U.S. consumer: The Conference Board’s Consumer Confidence Index held steady in May following April’s gain, which was the highest reading since February 2020. The Present Situations Index also increased again in May.
The University of Michigan consumer sentiment survey increased almost 3% in June. However, the reading missed economist’s expectations. That being said, it was still the second strongest reading since the vaccination rollout began.
Retail sales: Retail sales declined more than expected in May; falling over 1% on a month-to-month basis. The decline marked a change in consumer spending from larger purchases, such as home furnishings, to goods and services related to entertainment and travel. Spending at restaurants and bars rose to above pre-pandemic levels. Retail spending in May, however, increased almost 30% on a year to year basis.
U.S. home sales: Home sales in the U.S. increased in May at its fastest pace on record and reached a new high. That being said, rising home prices and low inventory are driving potential buyers out of the market. The median existing home price in May was over $350,000, which was up almost 25% from May 2020. Moreover, last month’s home value increase marks over 100 straight months of year-over-year price gains.
Small business sentiment: The National Federation of Independent Business (NFIB) Small Business Optimism Index slipped in May. This was the first decline in four months. Over the past couple of months, the NFIB report has expressed concern about a tightening job market. In May, 48% of business owners reported unfillable job openings, which represents an all-time record high. This, most likely, will cause additional upward pressure on wages and compensation. In addition, the NFIB noted inflation as a concern with 43% of respondent stating that they plan to raise prices in the next three months.

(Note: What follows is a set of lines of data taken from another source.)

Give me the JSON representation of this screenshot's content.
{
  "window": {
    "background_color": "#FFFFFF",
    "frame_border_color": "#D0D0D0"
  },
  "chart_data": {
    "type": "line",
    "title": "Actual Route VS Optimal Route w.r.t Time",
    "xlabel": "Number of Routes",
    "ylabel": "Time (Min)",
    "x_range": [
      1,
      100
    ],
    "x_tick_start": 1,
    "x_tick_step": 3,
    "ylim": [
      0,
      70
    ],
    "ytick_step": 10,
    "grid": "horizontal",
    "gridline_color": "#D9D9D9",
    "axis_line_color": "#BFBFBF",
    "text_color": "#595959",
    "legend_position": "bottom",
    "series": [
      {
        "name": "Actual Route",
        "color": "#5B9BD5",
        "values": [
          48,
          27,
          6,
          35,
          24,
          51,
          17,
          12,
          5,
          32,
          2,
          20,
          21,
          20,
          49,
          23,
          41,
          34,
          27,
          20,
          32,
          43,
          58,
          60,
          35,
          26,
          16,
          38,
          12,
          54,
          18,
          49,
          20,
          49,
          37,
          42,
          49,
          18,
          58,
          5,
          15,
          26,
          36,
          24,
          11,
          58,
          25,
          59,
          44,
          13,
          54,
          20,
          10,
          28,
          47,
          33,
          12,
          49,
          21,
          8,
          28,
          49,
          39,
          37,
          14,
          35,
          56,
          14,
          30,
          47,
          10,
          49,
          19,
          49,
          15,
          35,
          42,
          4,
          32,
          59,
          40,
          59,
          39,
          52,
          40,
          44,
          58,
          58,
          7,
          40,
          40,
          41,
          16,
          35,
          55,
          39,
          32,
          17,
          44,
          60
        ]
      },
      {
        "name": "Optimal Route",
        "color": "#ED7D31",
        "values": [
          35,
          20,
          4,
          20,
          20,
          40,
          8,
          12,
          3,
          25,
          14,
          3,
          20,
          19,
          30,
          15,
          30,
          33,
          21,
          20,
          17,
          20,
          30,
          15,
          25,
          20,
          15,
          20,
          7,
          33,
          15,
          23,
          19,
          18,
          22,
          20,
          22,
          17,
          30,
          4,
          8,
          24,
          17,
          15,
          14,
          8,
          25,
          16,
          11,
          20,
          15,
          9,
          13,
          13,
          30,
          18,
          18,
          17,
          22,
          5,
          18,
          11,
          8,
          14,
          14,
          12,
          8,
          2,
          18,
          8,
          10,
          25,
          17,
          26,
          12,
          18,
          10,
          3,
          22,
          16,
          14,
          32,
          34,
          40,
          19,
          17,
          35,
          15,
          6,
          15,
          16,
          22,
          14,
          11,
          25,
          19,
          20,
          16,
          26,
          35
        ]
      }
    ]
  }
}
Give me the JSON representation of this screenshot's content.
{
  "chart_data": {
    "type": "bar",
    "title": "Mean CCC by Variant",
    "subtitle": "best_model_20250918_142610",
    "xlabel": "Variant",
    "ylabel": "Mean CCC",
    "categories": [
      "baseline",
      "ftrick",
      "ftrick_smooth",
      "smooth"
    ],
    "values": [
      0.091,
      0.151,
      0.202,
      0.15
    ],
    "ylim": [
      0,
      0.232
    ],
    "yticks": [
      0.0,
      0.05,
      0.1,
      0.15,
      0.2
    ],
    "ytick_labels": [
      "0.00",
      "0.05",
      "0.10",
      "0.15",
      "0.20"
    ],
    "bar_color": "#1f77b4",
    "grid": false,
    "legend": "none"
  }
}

Federal Reserve (Fed) news: The Federal Reserve (Fed), after its June Federal Open Market Committee (FOMC) meeting, made no changes to current monetary policy, as most market participants expected. However, more Fed members expect two quarter-point interest rate hikes in 2023, which was sooner than expected.
U.S. employment: The U.S. unemployment rate has declined substantially from last year’s peak but at 5.8%, it is still well off full employment levels. Even as we successfully handle the COVID-19 mitigation efforts and reopen the economy, labor market slack needs to improve in order for the economy to reach full-employment.
For quite some time, investors have been focused on COVID-19 cases and their effect on the economic reopening efforts. However, given the most recent inflation data, market participants will be focused more on inflation and its effect on the Fed and interest rates, the economy, and corporate profits. Strong earnings have been an important driver of this year’s strong stock market performance, however, markets are forward-looking. The ability for companies to successfully absorb higher input costs and pass them onto their consumers will play an important role in future earnings results. July could prove an interesting month given that 2ndquarter earnings reports will be released.
The Fed, along with LPL Research, believe that inflation is mostly transitory and will stabilize once the economy completes its reopening and supply chains are fully operational. As noted earlier, labor shortages could be a critical hurdle to overcome. To conclude, the major question that market participants want answered is how long the “transitory” period will last and what impact that may have on Fed policy, interest rates, economic growth, and corporate profits. This theme will most likely influence the rest of this year’s market performance.